Omaha World-Herald (Nebraska)
August 1, 2007 Wednesday
Wedding wasn't wild and crazy, and don't call Kerrey 'Rev. Bob'
NEWS; Robert Nelson; Pg. 01B

I've always been proud that my first journalism interview back in the late 1980s was with Bob Kerrey. I was a new journalism school student at the University of Nebraska-Lincoln, the former Nebraska governor was entertaining the idea of running for U.S. Senate and, amazingly, he granted me an interview.

On Tuesday, I interviewed him again. You may have read that Kerrey, who represented Nebraska in the Senate for two terms, presided this weekend at the wedding of actor-comedian Steve Martin, 61, and writer Anne Stringfield, 35.

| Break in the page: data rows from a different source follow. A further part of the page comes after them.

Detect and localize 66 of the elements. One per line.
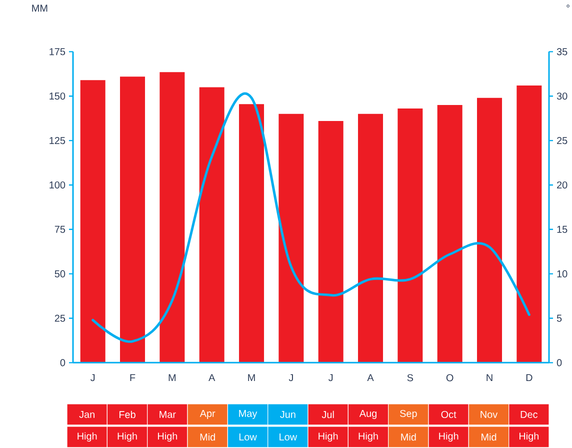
category-label: Apr bbox=[200, 410, 216, 419]
text: Mid bbox=[482, 433, 496, 441]
bar bbox=[239, 104, 264, 363]
text: High bbox=[118, 432, 137, 442]
x-tick-label: S bbox=[407, 374, 414, 382]
text: High bbox=[318, 432, 338, 442]
bar bbox=[437, 105, 462, 363]
y-tick-label: 150 bbox=[50, 92, 66, 100]
y-axis-title: MM bbox=[32, 4, 48, 12]
y2-tick-label: 35 bbox=[556, 48, 568, 56]
text: Mid bbox=[401, 433, 416, 441]
text: High bbox=[519, 432, 539, 442]
x-tick-label: O bbox=[446, 374, 454, 382]
y2-tick-label: 25 bbox=[557, 137, 568, 144]
bar bbox=[516, 85, 542, 363]
y-tick-label: 175 bbox=[50, 48, 66, 56]
text: Low bbox=[239, 434, 257, 440]
category-label: Mar bbox=[160, 411, 176, 418]
y-tick-label: 0 bbox=[60, 359, 66, 366]
y2-tick-label: 20 bbox=[557, 181, 568, 188]
y-tick-label: 100 bbox=[50, 181, 66, 188]
x-tick-label: F bbox=[130, 374, 136, 382]
bar bbox=[80, 80, 106, 363]
category-label: Dec bbox=[520, 411, 538, 418]
category-label: Feb bbox=[119, 410, 136, 418]
x-tick-label: D bbox=[526, 374, 532, 382]
category-label: Aug bbox=[359, 410, 376, 419]
x-tick-label: N bbox=[486, 374, 492, 382]
category-label: May bbox=[239, 410, 258, 419]
bar bbox=[120, 76, 146, 363]
bar bbox=[199, 87, 224, 363]
bar bbox=[358, 114, 384, 363]
text: Low bbox=[280, 434, 298, 440]
category-label: Jan bbox=[79, 411, 94, 418]
x-tick-label: A bbox=[367, 374, 374, 382]
y2-axis-title: ° bbox=[566, 4, 570, 8]
x-tick-label: J bbox=[90, 374, 95, 382]
category-label: Oct bbox=[441, 410, 456, 418]
y2-tick-label: 10 bbox=[557, 270, 568, 278]
y2-tick-label: 30 bbox=[556, 92, 568, 100]
category-label: Sep bbox=[400, 410, 417, 419]
text: High bbox=[358, 432, 378, 442]
bar bbox=[398, 108, 423, 363]
x-tick-label: J bbox=[288, 374, 293, 382]
x-tick-label: J bbox=[328, 374, 333, 382]
y2-tick-label: 15 bbox=[557, 226, 568, 233]
category-label: Jul bbox=[322, 410, 334, 418]
bar bbox=[278, 114, 304, 363]
y-tick-label: 50 bbox=[54, 270, 66, 278]
text: Mid bbox=[200, 433, 215, 441]
bar bbox=[477, 98, 502, 363]
x-tick-label: M bbox=[168, 374, 176, 382]
bar bbox=[160, 72, 185, 363]
y2-tick-label: 0 bbox=[556, 359, 562, 366]
y-tick-label: 75 bbox=[54, 226, 66, 233]
category-label: Jun bbox=[280, 411, 296, 418]
text: High bbox=[158, 432, 178, 442]
text: High bbox=[78, 432, 97, 442]
y-tick-label: 25 bbox=[54, 314, 66, 322]
y2-tick-label: 5 bbox=[556, 314, 562, 322]
bar bbox=[318, 120, 344, 363]
x-tick-label: A bbox=[208, 374, 216, 382]
y-tick-label: 125 bbox=[50, 137, 66, 144]
category-label: Nov bbox=[480, 411, 498, 418]
text: High bbox=[439, 432, 458, 442]
x-tick-label: M bbox=[248, 374, 255, 382]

Lorne Michaels, executive producer of "Saturday Night Live," was the best man. Tom Hanks, Diane Keaton and Carl Reiner were among the screen legends on hand.

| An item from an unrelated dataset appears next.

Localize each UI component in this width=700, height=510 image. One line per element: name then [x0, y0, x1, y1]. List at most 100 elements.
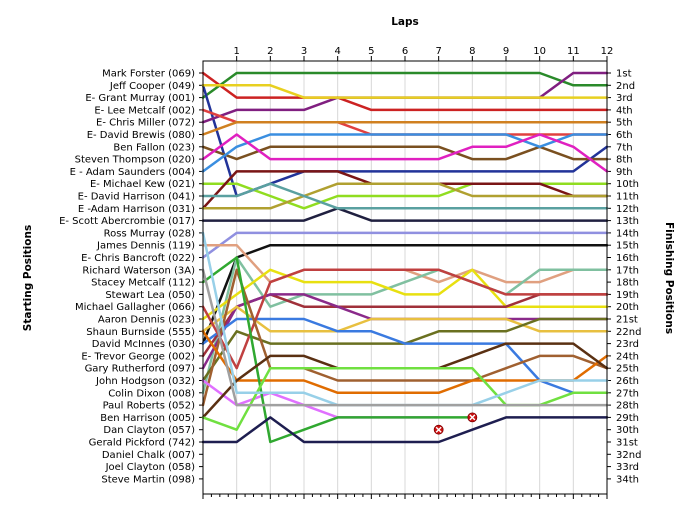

I mean, how cool are you when Steve Martin asks you to perform his marriage ceremony?

So I called Kerrey in New York, where he now serves as president of the New School.

I first asked him why his friends are cooler than my friends.

"Because they're my wife's friends," he said.

His wife of six years, Sarah Paley, was a writer for "Saturday Night Live." Her old friends, like Martin, became the couple's new friends and, as one thing led to another, Martin, Stringfield and Paley came up with the idea for Kerrey to perform the ceremony.

"When it was first mentioned, I figured I had to go online to one of those Web sites and get ordained to be Reverend Bob," Kerrey said. "But in California, as long as you have a properly executed marriage license, somebody who isn't a minister can perform the civil ceremony."

So no, he's not Reverend Bob.

(A side note: After we talked, I filled in an online form and, in two minutes, I became Reverend Bob of the Universal Life Church).

Kerrey said Martin's wedding was "a dignified ceremony" -- no pretend arrows through the head -- because "Steve wanted it to be serious," he said. "They're just very much in love and they wanted a nice ceremony. I guess they picked me because they wanted somebody they considered serious."

As he was preparing for his first stint tying knots, Kerrey said, he received a request to officiate at a wedding of his longtime friend and legitimate pastor, the Rev. Darrel Berg.

Berg, a former Nebraskan who now lives in Washington state, presided at both of Kerrey's weddings and at the baptisms of his three children.

Berg, 86, is getting remarried in October after a divorce.

(For his part, Berg said he picked his nonpastor friend to perform the ceremony to avoid having to choose among his many friends in the clergy.)

"This will be a sweeter ceremony, I think," Kerrey said. "You can feel like life has come to an end when you lose somebody at his age. This is just a wonderful thing."

Kerrey said he doesn't plan to preside over any more weddings, but he also said he wouldn't completely rule out doing it again.

Boy, if that doesn't sound familiar.

Which, of course, segued to the big question, the same question I asked him back in the '80s:

"So, are you going to run for Senate?"

"I'm not really thinking about that right now," Kerrey said of a potential run for Sen. Chuck Hagel's seat, which he has said he would consider if Hagel decides not to seek re-election. "But I haven't said no."